The next three races will be critical for Alonso

Published : May 26, 2007 00:00 IST

Lewis Hamilton upstages team-mate Fernando Alonso on the road to Monte Carlo, says Maurice Hamilton

It says much about the extraordinary turn of events inspired by Lewis Hamilton in the first four races that Fernando Alonso is suddenly being viewed as a member of Formula One's old guard. The title holder is only 25, just 12 months older than Ayrton Senna and seven years Damon Hill's junior when these prospective world champions made their F1 debuts.

Alonso rightly expected to continue his form as the man to beat when he switched from Renault to McLaren at the beginning of the season but the Spaniard is as surprised as anyone by the astonishing progress of his 22-year-old team-mate.

Alonso has made polite noises about never having underestimated the potential threat offered by Hamilton in the other McLaren-Mercedes but even Alonso, noted for his understated demeanour, must have been rocked by Hamilton's ability to step into a 195mph F1 car and race it as if to the manner born. Hamilton has become the youngest driver ever to lead the championship and Alonso can only reflect that he gave the novice a helping hand on that Sunday by making a mess of the first corner of the Spanish Grand Prix. Alonso's dusty excursion across the gravel trap not only relegated the home hero to an eventual third place but it also exposed his only weakness.

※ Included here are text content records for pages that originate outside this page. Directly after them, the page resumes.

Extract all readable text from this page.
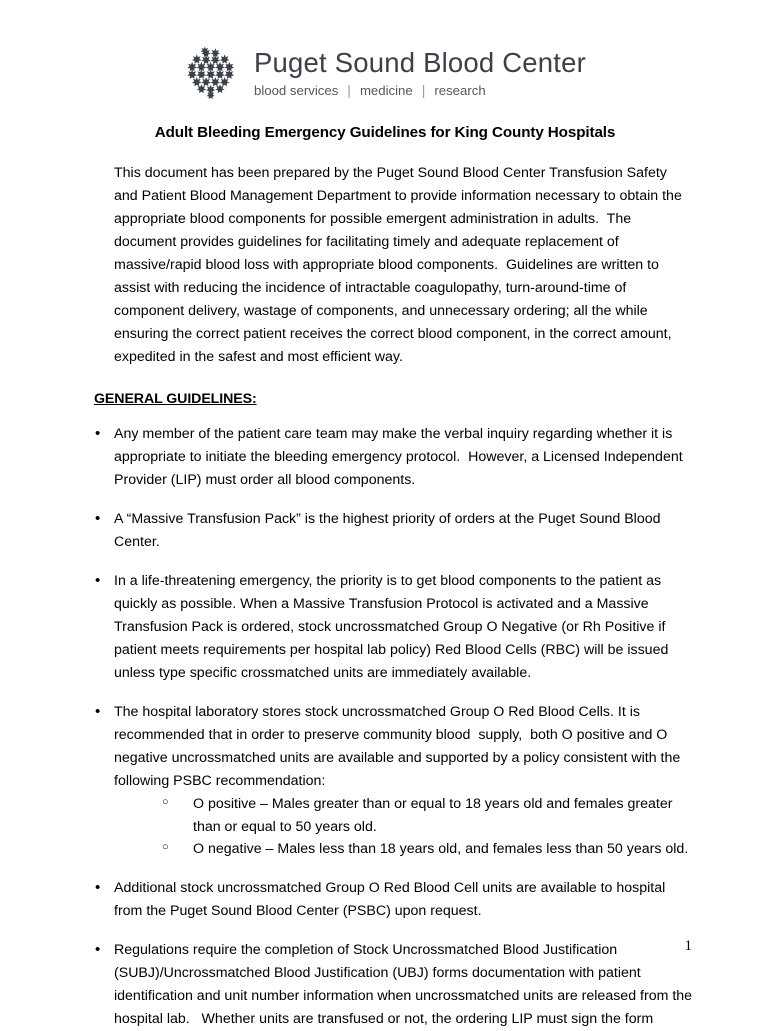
Puget Sound Blood Center
blood services | medicine | research
Adult Bleeding Emergency Guidelines for King County Hospitals

This document has been prepared by the Puget Sound Blood Center Transfusion Safety and Patient Blood Management Department to provide information necessary to obtain the appropriate blood components for possible emergent administration in adults.  The document provides guidelines for facilitating timely and adequate replacement of massive/rapid blood loss with appropriate blood components.  Guidelines are written to assist with reducing the incidence of intractable coagulopathy, turn-around-time of component delivery, wastage of components, and unnecessary ordering; all the while ensuring the correct patient receives the correct blood component, in the correct amount, expedited in the safest and most efficient way.

GENERAL GUIDELINES:
• Any member of the patient care team may make the verbal inquiry regarding whether it is appropriate to initiate the bleeding emergency protocol.  However, a Licensed Independent Provider (LIP) must order all blood components.
• A “Massive Transfusion Pack” is the highest priority of orders at the Puget Sound Blood Center.
• In a life-threatening emergency, the priority is to get blood components to the patient as quickly as possible. When a Massive Transfusion Protocol is activated and a Massive Transfusion Pack is ordered, stock uncrossmatched Group O Negative (or Rh Positive if patient meets requirements per hospital lab policy) Red Blood Cells (RBC) will be issued unless type specific crossmatched units are immediately available.
• The hospital laboratory stores stock uncrossmatched Group O Red Blood Cells. It is recommended that in order to preserve community blood  supply,  both O positive and O negative uncrossmatched units are available and supported by a policy consistent with the following PSBC recommendation:
○ O positive – Males greater than or equal to 18 years old and females greater than or equal to 50 years old.
○ O negative – Males less than 18 years old, and females less than 50 years old.
• Additional stock uncrossmatched Group O Red Blood Cell units are available to hospital from the Puget Sound Blood Center (PSBC) upon request.
• Regulations require the completion of Stock Uncrossmatched Blood Justification (SUBJ)/Uncrossmatched Blood Justification (UBJ) forms documentation with patient identification and unit number information when uncrossmatched units are released from the hospital lab.   Whether units are transfused or not, the ordering LIP must sign the form
1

Until his arrival at McLaren, Alonso had always managed to dominate his team-mate. On the rare occasions when Giancarlo Fisichella had the measure of Alonso during their partnership at Renault, Alonso's mask of cool respectability would slip to reveal sometimes irrational behaviour. Now there is the previously unimagined threat of self-doubt taking permanent hold as Hamilton proves to be at least Alonso's equal after just four races, an extraordinary feat considering the experience accumulated by Alonso during 92 Grands Prix.

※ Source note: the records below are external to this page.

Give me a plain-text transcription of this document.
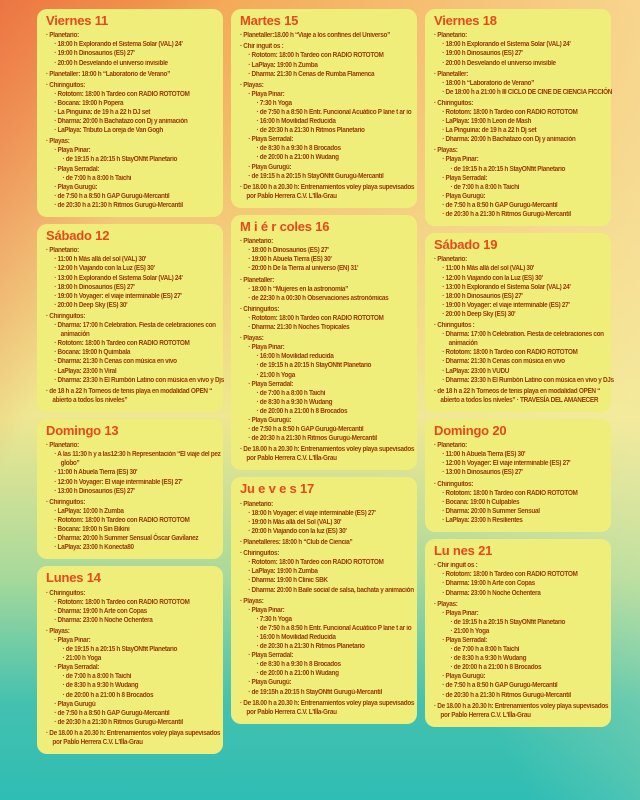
Viernes 11

· Planetario:

· 18:00 h Explorando el Sistema Solar (VAL) 24'

· 19:00 h Dinosaurios (ES) 27'

· 20:00 h Desvelando el universo invisible

· Planetaller: 18:00 h “Laboratorio de Verano”

· Chiringuitos:

· Rototom: 18:00 h Tardeo con RADIO ROTOTOM

· Bocana: 19:00 h Popera

· La Pinguina: de 19 h a 22 h DJ set

· Dharma: 20:00 h Bachatazo con Dj y animación

· LaPlaya: Tributo La oreja de Van Gogh

· Playas:

· Playa Pinar:

· de 19:15 h a 20:15 h StayONfit Planetario

· Playa Serradal:

· de 7:00 h a 8:00 h Taichi

· Playa Gurugú:

· de 7:50 h a 8:50 h GAP Gurugú-Mercantil

· de 20:30 h a 21:30 h Ritmos Gurugú-Mercantil

Sábado 12

· Planetario:

· 11:00 h Más allá del sol (VAL) 30'

· 12:00 h Viajando con la Luz (ES) 30'

· 13:00 h Explorando el Sistema Solar (VAL) 24'

· 18:00 h Dinosaurios (ES) 27'

· 19:00 h Voyager: el viaje interminable (ES) 27'

· 20:00 h Deep Sky (ES) 30'

· Chiringuitos:

· Dharma: 17:00 h Celebration. Fiesta de celebraciones con animación

· Rototom: 18:00 h Tardeo con RADIO ROTOTOM

· Bocana: 19:00 h Quimbala

· Dharma: 21:30 h Cenas con música en vivo

· LaPlaya: 23:00 h Viral

· Dharma: 23:30 h El Rumbón Latino con música en vivo y Djs

· de 18 h a 22 h Torneos de tenis playa en modalidad OPEN “ abierto a todos los niveles”

Domingo 13

· Planetario:

· A las 11:30 h y a las12:30 h Representación “El viaje del pez globo”

· 11:00 h Abuela Tierra (ES) 30'

· 12:00 h Voyager: El viaje interminable (ES) 27'

· 13:00 h Dinosaurios (ES) 27'

· Chiringuitos:

· LaPlaya: 10:00 h Zumba

· Rototom: 18:00 h Tardeo con RADIO ROTOTOM

· Bocana: 19:00 h Sin Bikini

· Dharma: 20:00 h Summer Sensual Óscar Gavilanez

· LaPlaya: 23:00 h Konecta80

Lunes 14

· Chiringuitos:

· Rototom: 18:00 h Tardeo con RADIO ROTOTOM

· Dharma: 19:00 h Arte con Copas

· Dharma: 23:00 h Noche Ochentera

· Playas:

· Playa Pinar:

· de 19:15 h a 20:15 h StayONfit Planetario

· 21:00 h Yoga

· Playa Serradal:

· de 7:00 h a 8:00 h Taichí

· de 8:30 h a 9:30 h Wudang

· de 20:00 h a 21:00 h 8 Brocados

· Playa Gurugú

· de 7:50 h a 8:50 h GAP Gurugú-Mercantil

· de 20:30 h a 21:30 h Ritmos Gurugú-Mercantil

· De 18.00 h a 20.30 h: Entrenamientos voley playa supevisados por Pablo Herrera C.V. L'Illa-Grau

Martes 15

· Planetaller:18.00 h “Viaje a los confines del Universo”

· Chir inguit os :

· Rototom: 18:00 h Tardeo con RADIO ROTOTOM

· LaPlaya: 19:00 h Zumba

· Dharma: 21:30 h Cenas de Rumba Flamenca

· Playas:

· Playa Pinar:

· 7:30 h Yoga

· de 7:50 h a 8:50 h Entr. Funcional Acuático P lane t ar io

· 16:00 h Movilidad Reducida

· de 20:30 h a 21:30 h Ritmos Planetario

· Playa Serradal:

· de 8:30 h a 9:30 h 8 Brocados

· de 20:00 h a 21:00 h Wudang

· Playa Gurugú:

· de 19:15 h a 20:15 h StayONfit Gurugú-Mercantil

· De 18.00 h a 20.30 h: Entrenamientos voley playa supevisados por Pablo Herrera C.V. L'Illa-Grau

M i é r coles 16

· Planetario:

· 18:00 h Dinosaurios (ES) 27'

· 19:00 h Abuela Tierra (ES) 30'

· 20:00 h De la Tierra al universo (EN) 31'

· Planetaller:

· 18:00 h “Mujeres en la astronomía”

· de 22:30 h a 00:30 h Observaciones astronómicas

· Chiringuitos:

· Rototom: 18:00 h Tardeo con RADIO ROTOTOM

· Dharma: 21:30 h Noches Tropicales

· Playas:

· Playa Pinar:

· 16:00 h Movilidad reducida

· de 19:15 h a 20:15 h StayONfit Planetario

· 21:00 h Yoga

· Playa Serradal:

· de 7:00 h a 8:00 h Taichí

· de 8:30 h a 9:30 h Wudang

· de 20:00 h a 21:00 h 8 Brocados

· Playa Gurugú:

· de 7:50 h a 8:50 h GAP Gurugú-Mercantil

· de 20:30 h a 21:30 h Ritmos Gurugú-Mercantil

· De 18.00 h a 20.30 h: Entrenamientos voley playa supevisados por Pablo Herrera C.V. L'Illa-Grau

Ju e v e s 17

· Planetario:

· 18:00 h Voyager: el viaje interminable (ES) 27'

· 19:00 h Más allá del Sol (VAL) 30'

· 20:00 h Viajando con la luz (ES) 30'

· Planetalleres: 18:00 h “Club de Ciencia”

· Chiringuitos:

· Rototom: 18:00 h Tardeo con RADIO ROTOTOM

· LaPlaya: 19:00 h Zumba

· Dharma: 19:00 h Clinic SBK

· Dharma: 20:00 h Baile social de salsa, bachata y animación

· Playas:

· Playa Pinar:

· 7:30 h Yoga

· de 7:50 h a 8:50 h Entr. Funcional Acuático P lane t ar io

· 16:00 h Movilidad Reducida

· de 20:30 h a 21:30 h Ritmos Planetario

· Playa Serradal:

· de 8:30 h a 9:30 h 8 Brocados

· de 20:00 h a 21:00 h Wudang

· Playa Gurugú:

· de 19:15h a 20:15 h StayONfit Gurugú-Mercantil

· De 18.00 h a 20.30 h: Entrenamientos voley playa supevisados por Pablo Herrera C.V. L'Illa-Grau

Viernes 18

· Planetario:

· 18:00 h Explorando el Sistema Solar (VAL) 24'

· 19:00 h Dinosaurios (ES) 27'

· 20:00 h Desvelando el universo invisible

· Planetaller:

· 18:00 h “Laboratorio de Verano”

· De 18:00 h a 21:00 h III CICLO DE CINE DE CIENCIA FICCIÓN

· Chiringuitos:

· Rototom: 18:00 h Tardeo con RADIO ROTOTOM

· LaPlaya: 19:00 h Leon de Mash

· La Pinguina: de 19 h a 22 h Dj set

· Dharma: 20:00 h Bachatazo con Dj y animación

· Playas:

· Playa Pinar:

· de 19:15 h a 20:15 h StayONfit Planetario

· Playa Serradal:

· de 7:00 h a 8:00 h Taichí

· Playa Gurugú:

· de 7:50 h a 8:50 h GAP Gurugú-Mercantil

· de 20:30 h a 21:30 h Ritmos Gurugú-Mercantil

Sábado 19

· Planetario:

· 11:00 h Más allá del sol (VAL) 30'

· 12:00 h Viajando con la Luz (ES) 30'

· 13:00 h Explorando el Sistema Solar (VAL) 24'

· 18:00 h Dinosaurios (ES) 27'

· 19:00 h Voyager: el viaje interminable (ES) 27'

· 20:00 h Deep Sky (ES) 30'

· Chiringuitos :

· Dharma: 17:00 h Celebration. Fiesta de celebraciones con animación

· Rototom: 18:00 h Tardeo con RADIO ROTOTOM

· Dharma: 21:30 h Cenas con música en vivo

· LaPlaya: 23:00 h VUDU

· Dharma: 23:30 h El Rumbón Latino con música en vivo y DJs

· de 18 h a 22 h Torneos de tenis playa en modalidad OPEN “ abierto a todos los niveles” · TRAVESÍA DEL AMANECER

Domingo 20

· Planetario:

· 11:00 h Abuela Tierra (ES) 30'

· 12:00 h Voyager: El viaje interminable (ES) 27'

· 13:00 h Dinosaurios (ES) 27'

· Chiringuitos:

· Rototom: 18:00 h Tardeo con RADIO ROTOTOM

· Bocana: 19:00 h Culpables

· Dharma: 20:00 h Summer Sensual

· LaPlaya: 23:00 h Resilientes

Lu nes 21

· Chir inguit os :

· Rototom: 18:00 h Tardeo con RADIO ROTOTOM

· Dharma: 19:00 h Arte con Copas

· Dharma: 23:00 h Noche Ochentera

· Playas:

· Playa Pinar:

· de 19:15 h a 20:15 h StayONfit Planetario

· 21:00 h Yoga

· Playa Serradal:

· de 7:00 h a 8:00 h Taichí

· de 8:30 h a 9:30 h Wudang

· de 20:00 h a 21:00 h 8 Brocados

· Playa Gurugú:

· de 7:50 h a 8:50 h GAP Gurugú-Mercantil

· de 20:30 h a 21:30 h Ritmos Gurugú-Mercantil

· De 18.00 h a 20.30 h: Entrenamientos voley playa supevisados por Pablo Herrera C.V. L'Illa-Grau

The next three races in Monaco, Canada and the United States will be critical for Alonso and could establish a pecking order that McLaren, for all their commendable even-handed dealings with both drivers, might find difficult to ignore as the season heads towards half distance at Silverstone's British Grand Prix on July 8.

Monaco is the worst place in the world for a driver who feels the need to prove himself. The narrow track calls for precision and punishes desperation of the type exhibited by Alonso as he tried vainly to take the lead in Barcelona. Hamilton, on the other hand, will travel to Monte Carlo with an inner confidence that is born of his recent success and an inherent love of the street circuit and its special demands. He has raced three times in various junior formulas at Monaco and dominated on each occasion.

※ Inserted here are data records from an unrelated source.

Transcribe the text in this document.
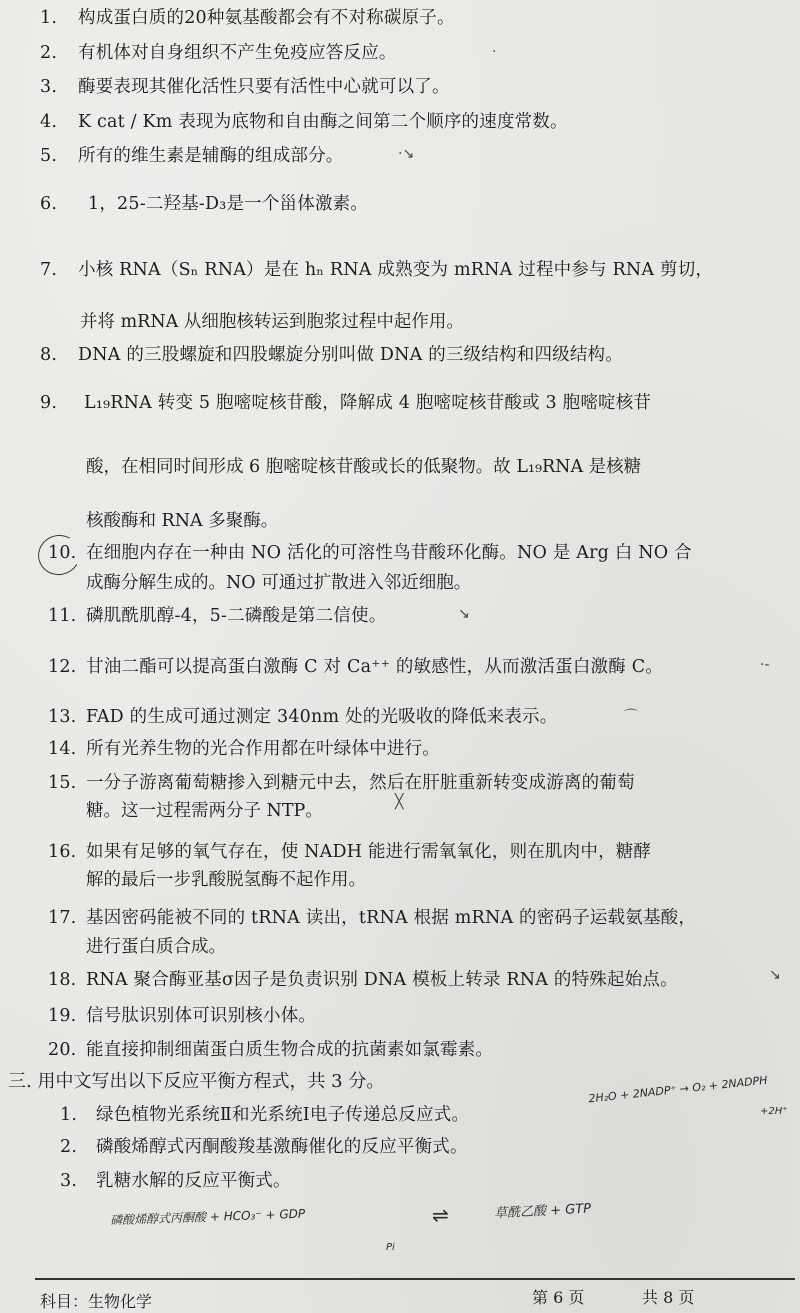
1.	构成蛋白质的20种氨基酸都会有不对称碳原子。
2.	有机体对自身组织不产生免疫应答反应。
3.	酶要表现其催化活性只要有活性中心就可以了。
4.	K cat / Km 表现为底物和自由酶之间第二个顺序的速度常数。
5.	所有的维生素是辅酶的组成部分。
6.	1，25-二羟基-D₃是一个甾体激素。
7.	小核 RNA（Sₙ RNA）是在 hₙ RNA 成熟变为 mRNA 过程中参与 RNA 剪切，
并将 mRNA 从细胞核转运到胞浆过程中起作用。
8.	DNA 的三股螺旋和四股螺旋分别叫做 DNA 的三级结构和四级结构。
9.	L₁₉RNA 转变 5 胞嘧啶核苷酸，降解成 4 胞嘧啶核苷酸或 3 胞嘧啶核苷
酸，在相同时间形成 6 胞嘧啶核苷酸或长的低聚物。故 L₁₉RNA 是核糖
核酸酶和 RNA 多聚酶。
10. 在细胞内存在一种由 NO 活化的可溶性鸟苷酸环化酶。NO 是 Arg 白 NO 合
成酶分解生成的。NO 可通过扩散进入邻近细胞。
11. 磷肌酰肌醇-4，5-二磷酸是第二信使。
12. 甘油二酯可以提高蛋白激酶 C 对 Ca⁺⁺ 的敏感性，从而激活蛋白激酶 C。
13. FAD 的生成可通过测定 340nm 处的光吸收的降低来表示。
14. 所有光养生物的光合作用都在叶绿体中进行。
15. 一分子游离葡萄糖掺入到糖元中去，然后在肝脏重新转变成游离的葡萄
糖。这一过程需两分子 NTP。
16. 如果有足够的氧气存在，使 NADH 能进行需氧氧化，则在肌肉中，糖酵
解的最后一步乳酸脱氢酶不起作用。
17. 基因密码能被不同的 tRNA 读出，tRNA 根据 mRNA 的密码子运载氨基酸，
进行蛋白质合成。
18. RNA 聚合酶亚基σ因子是负责识别 DNA 模板上转录 RNA 的特殊起始点。
19. 信号肽识别体可识别核小体。
20. 能直接抑制细菌蛋白质生物合成的抗菌素如氯霉素。
三. 用中文写出以下反应平衡方程式，共 3 分。
1.	绿色植物光系统Ⅱ和光系统Ⅰ电子传递总反应式。
2.	磷酸烯醇式丙酮酸羧基激酶催化的反应平衡式。
3.	乳糖水解的反应平衡式。
2H₂O + 2NADP⁺ → O₂ + 2NADPH
+2H⁺
磷酸烯醇式丙酮酸 + HCO₃⁻ + GDP	⇌	草酰乙酸 + GTP
Pi
·
·↘
↘
·-
⌒
╳
↘
科目：生物化学	第 6 页	共 8 页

Hamilton may not be familiar with either Montreal or Indianapolis but he will go to North America knowing that Alonso hit the wall at the former (when in a fit of pique over Fisichella's progress in 2005) and has a mental block over the latter, never having finished higher than fifth. Speaking on his team's official podcast, Renault's team manager, Steve Nielsen, summed up Alonso's potential difficulties. "In his career, Fernando has always been comfortably faster than team-mates, and now he's got a guy who's his equal, if not maybe a little bit quicker in the races, as we've seen so far," said Nielsen. "I think he'll be questioning himself, deep down inside, as to whether he is really quicker than his team-mate.

"The few times we saw Fernando really under pressure were when his team-mate beat him. That's the situation he's in now."

If Hamilton continues to rack up championship points at Alonso's expense, then it is likely that his only serious championship rival may be Felipe Massa, the winner in Barcelona. Hamilton has forced Alonso onto the defensive and Massa has done the same to Kimi Raikkonen, who was supposed to exert in-house superiority at Ferrari similar to the authority Alonso clearly expected to establish within McLaren. When Massa and Hamilton exchanged post-race congratulations at Barcelona, there was an unmistakable aura of impish mutual respect from two juniors who suddenly realised they had their de facto team leaders on the run.

Hamilton dispatched Raikkonen during the dash to the first corner in Spain, Raikkonen's misery later compounded by an electrical failure that brought early retirement. It was a familiar experience for the Finn, Raikkonen having left McLaren because of reliability problems that cost him two world titles over the past five seasons.

It is Raikkonen's continuing bad luck that McLaren appears to have turned the corner by being the only team to have scored points with both cars in every race. Conversely, it may be Hamilton's good fortune that he has arrived at precisely the right time, but that does not detract from what appears to be an exceptional talent that allows him to play havoc with his team-mate's reputation.

Pat Symonds, executive director of engineering at Renault, admits to being surprised by the sight of his former driver under pressure. "It would be a brave man, but probably not a very honest man, who said he could have foreseen Lewis giving Fernando a hard time," said Symonds. "Certainly I couldn't, and it's been a big surprise. At Renault, we know exactly what Fernando is like. We know what Lewis is up against, and for him to go against him and at least be the equal of him is, to me, absolutely amazing."